General Cybersecurity Trends
The attackers will become smarter, more commercial, less traceable. It includes everything from more sophisticated code, broader attack vectors, more complex social engineering and money laundering to orchestrating attacks from jurisdictions where cybercrime is barely a crime or where the local law enforcement is inadequate to combat it. A business of any size needs to hire a cybersecurity specialist that can help adapt to the ever-changing threat landscape.
Attacks against consumer electronics and IoT will increase as it presents increasingly broader attack vector and the devices themselves are commonly not designed with much security in mind.
Other Cybersecurity Trends to watch for
It’s time to take data protection and privacy seriously. The introduction of GDPR, which came into force in the EU on 25th May 2018, got the ball rolling in the right direction. Although, 2019 will probably be the year when its principles will go further than compliance on paper, to a more practical widespread use, including being adopted by organisations outside of the EU. Perhaps we’ll also see similar legislation in other countries.

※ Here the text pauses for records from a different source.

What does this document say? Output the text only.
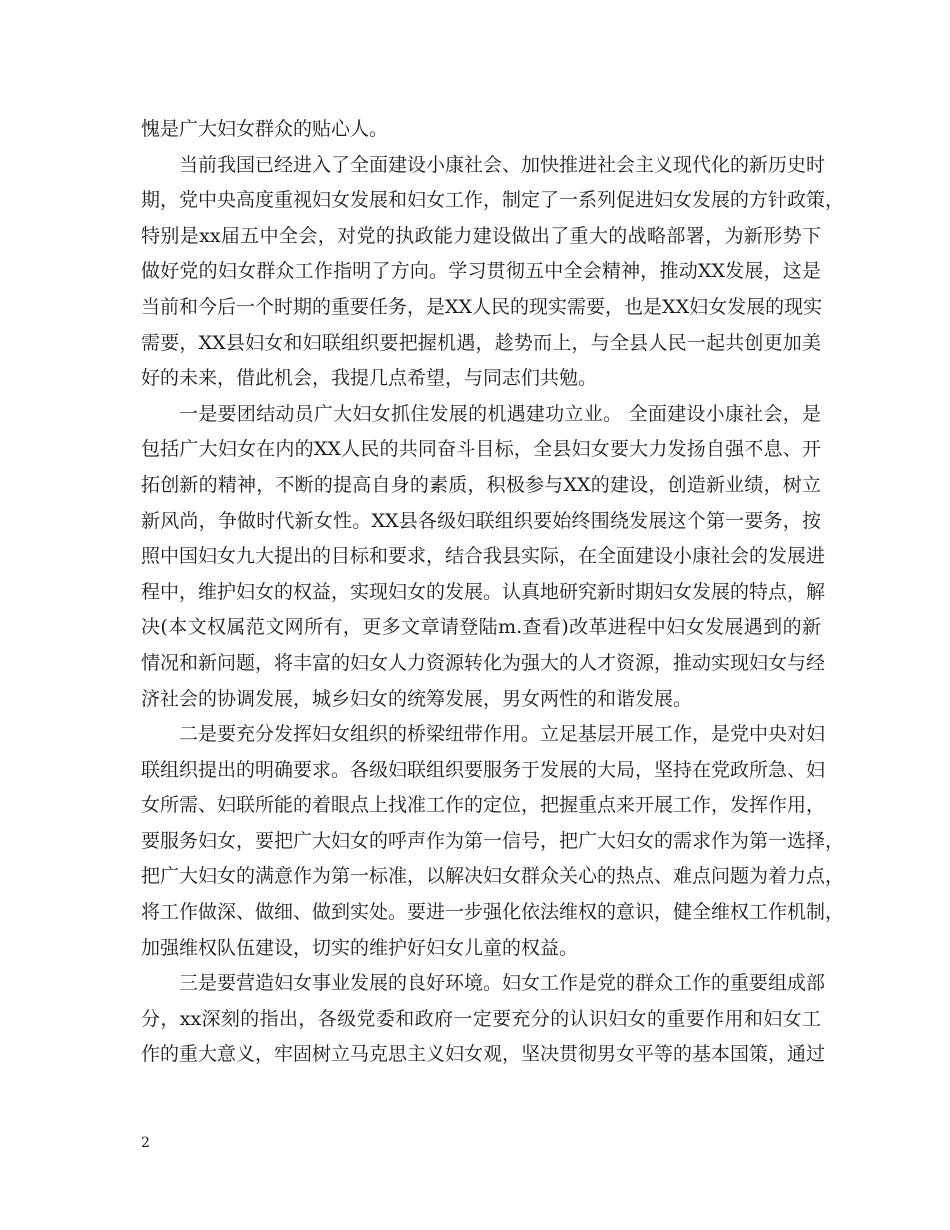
愧是广大妇女群众的贴心人。
当前我国已经进入了全面建设小康社会、加快推进社会主义现代化的新历史时
期，党中央高度重视妇女发展和妇女工作，制定了一系列促进妇女发展的方针政策，
特别是xx届五中全会，对党的执政能力建设做出了重大的战略部署，为新形势下
做好党的妇女群众工作指明了方向。学习贯彻五中全会精神，推动XX发展，这是
当前和今后一个时期的重要任务，是XX人民的现实需要，也是XX妇女发展的现实
需要，XX县妇女和妇联组织要把握机遇，趁势而上，与全县人民一起共创更加美
好的未来，借此机会，我提几点希望，与同志们共勉。
一是要团结动员广大妇女抓住发展的机遇建功立业。 全面建设小康社会，是
包括广大妇女在内的XX人民的共同奋斗目标，全县妇女要大力发扬自强不息、开
拓创新的精神，不断的提高自身的素质，积极参与XX的建设，创造新业绩，树立
新风尚，争做时代新女性。XX县各级妇联组织要始终围绕发展这个第一要务，按
照中国妇女九大提出的目标和要求，结合我县实际，在全面建设小康社会的发展进
程中，维护妇女的权益，实现妇女的发展。认真地研究新时期妇女发展的特点，解
决(本文权属范文网所有，更多文章请登陆m.查看)改革进程中妇女发展遇到的新
情况和新问题，将丰富的妇女人力资源转化为强大的人才资源，推动实现妇女与经
济社会的协调发展，城乡妇女的统筹发展，男女两性的和谐发展。
二是要充分发挥妇女组织的桥梁纽带作用。立足基层开展工作，是党中央对妇
联组织提出的明确要求。各级妇联组织要服务于发展的大局，坚持在党政所急、妇
女所需、妇联所能的着眼点上找准工作的定位，把握重点来开展工作，发挥作用，
要服务妇女，要把广大妇女的呼声作为第一信号，把广大妇女的需求作为第一选择，
把广大妇女的满意作为第一标准，以解决妇女群众关心的热点、难点问题为着力点，
将工作做深、做细、做到实处。要进一步强化依法维权的意识，健全维权工作机制，
加强维权队伍建设，切实的维护好妇女儿童的权益。
三是要营造妇女事业发展的良好环境。妇女工作是党的群众工作的重要组成部
分，xx深刻的指出，各级党委和政府一定要充分的认识妇女的重要作用和妇女工
作的重大意义，牢固树立马克思主义妇女观，坚决贯彻男女平等的基本国策，通过
2
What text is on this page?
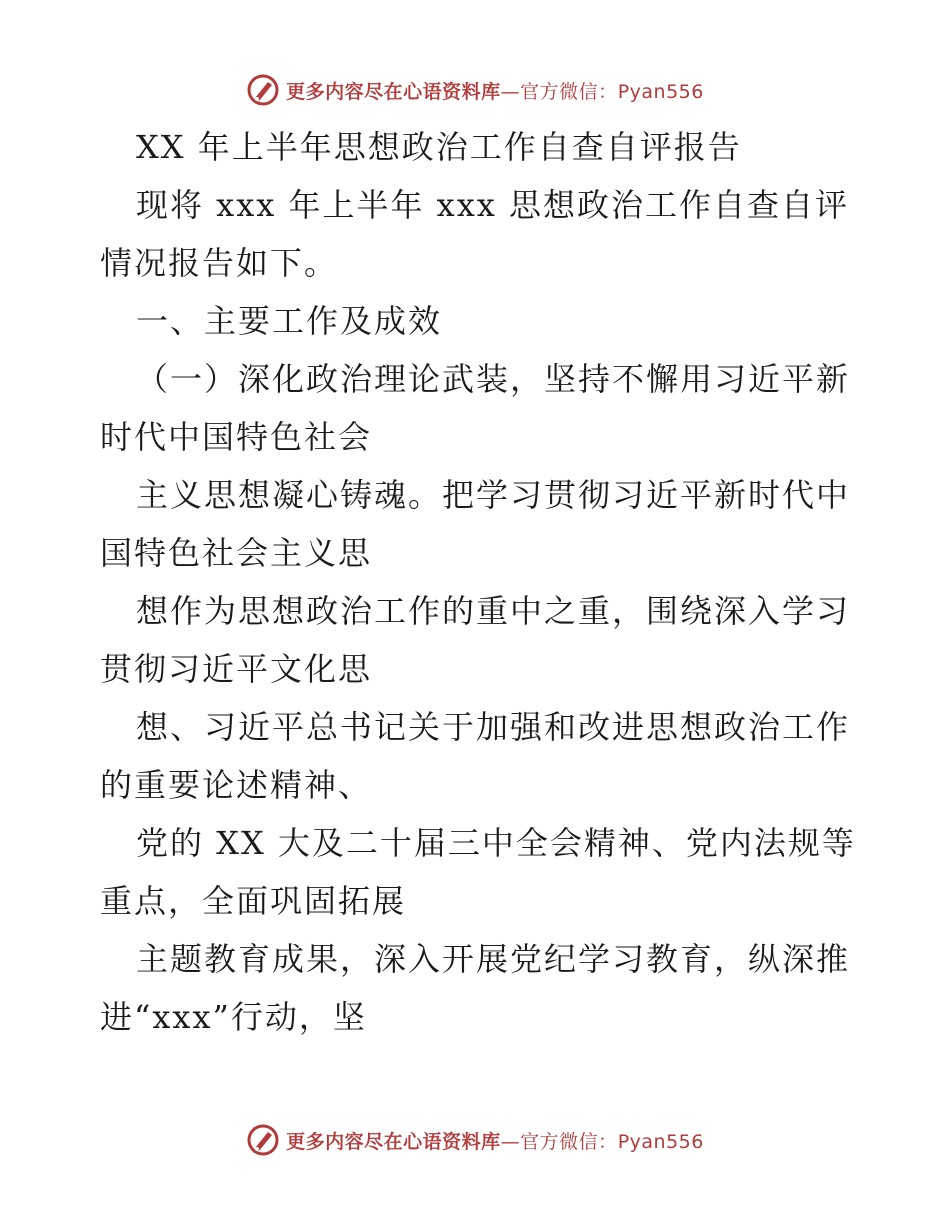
更多内容尽在心语资料库—官方微信：Pyan556
XX 年上半年思想政治工作自查自评报告
现将 xxx 年上半年 xxx 思想政治工作自查自评
情况报告如下。
一、主要工作及成效
（一）深化政治理论武装，坚持不懈用习近平新
时代中国特色社会
主义思想凝心铸魂。把学习贯彻习近平新时代中
国特色社会主义思
想作为思想政治工作的重中之重，围绕深入学习
贯彻习近平文化思
想、习近平总书记关于加强和改进思想政治工作
的重要论述精神、
党的 XX 大及二十届三中全会精神、党内法规等
重点，全面巩固拓展
主题教育成果，深入开展党纪学习教育，纵深推
进“xxx”行动，坚
更多内容尽在心语资料库—官方微信：Pyan556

The use of Machine Learning and AI in both, offensive and defensive techniques, will increase. I guess that we have to wait and see how exactly this plays out in 2019, but it’s inevitable expecting to see malware that emulates the behaviour of specific users in order to fool both security systems and security personnel. From the defensive side, it’s already being used to recognise patterns in suspicious files, network activity, etc. Even though its use will increase, let’s not fool ourselves. There’s no sci-fi like self-learning, self-healing AI product to keep you 100% safe anywhere.
Which brings us to security personnel: It’s clear that the demand for cybersecurity skills – everything from management, prevention, detection, containment to forensics, – is increasing and at the same time, is creating the need for ordinary members of your organisation to become security conscious.
Lastly, if we apply common sense and promote good digital hygiene, we will be limiting the exposure to cyber threats.